Wednesday, May 12, 2010

The Least of These

The paradox of moving past the human urge to be superior and not inferior is rarely spoken of in these exact terms. To begin with, it is considered reasonable by those who even stop to think about it, and it is safe to say that the majority of humans don’t even give it any conscious thought. We want to be the best, but we never stop to ask why. The superior-inferior dichotomy is so pervasive among the species as to be considered “natural”. When something like Kohlberg’s research on moral development is applied, the compulsion to be superior could simply be the result of not wanting to be inferior. I mean, really! Who want’s to be inferior? No one. And since equality seems to be such an abstraction, the more concrete inferiority-avoidance seems best achieved by superiority. As I have said, it’s in our DNA. Enlightened educators (like Mary) have long realized that cooperation is a fundamentally more effective paradigm for teaching and learning, and yet academia is the bulwark of competition. Everything about our society is about rewarding superiority and treating inferiority, well, as inferior.
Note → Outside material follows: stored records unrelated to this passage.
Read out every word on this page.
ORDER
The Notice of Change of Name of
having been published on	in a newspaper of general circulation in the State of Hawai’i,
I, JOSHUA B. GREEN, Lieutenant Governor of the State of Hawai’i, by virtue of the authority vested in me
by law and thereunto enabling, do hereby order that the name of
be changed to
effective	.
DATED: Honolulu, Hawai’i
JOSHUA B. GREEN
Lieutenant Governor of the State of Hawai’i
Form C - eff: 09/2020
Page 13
I confess that it is my employment that got me to thinking about this whole thing a little more seriously, because the numbers prove that I’m inferior. It’s not a good feeling, and it would feel better if someone more proficient than me reached out with a helping hand to bring me along. Instead, it’s the dog-eat-dog world of superiority vanquishing inferiority by defeating and eliminating it. Perhaps this is as it should be, but I am at a loss to understand how it is going to make for a more peaceful and loving world. Jesus may have just been full of it.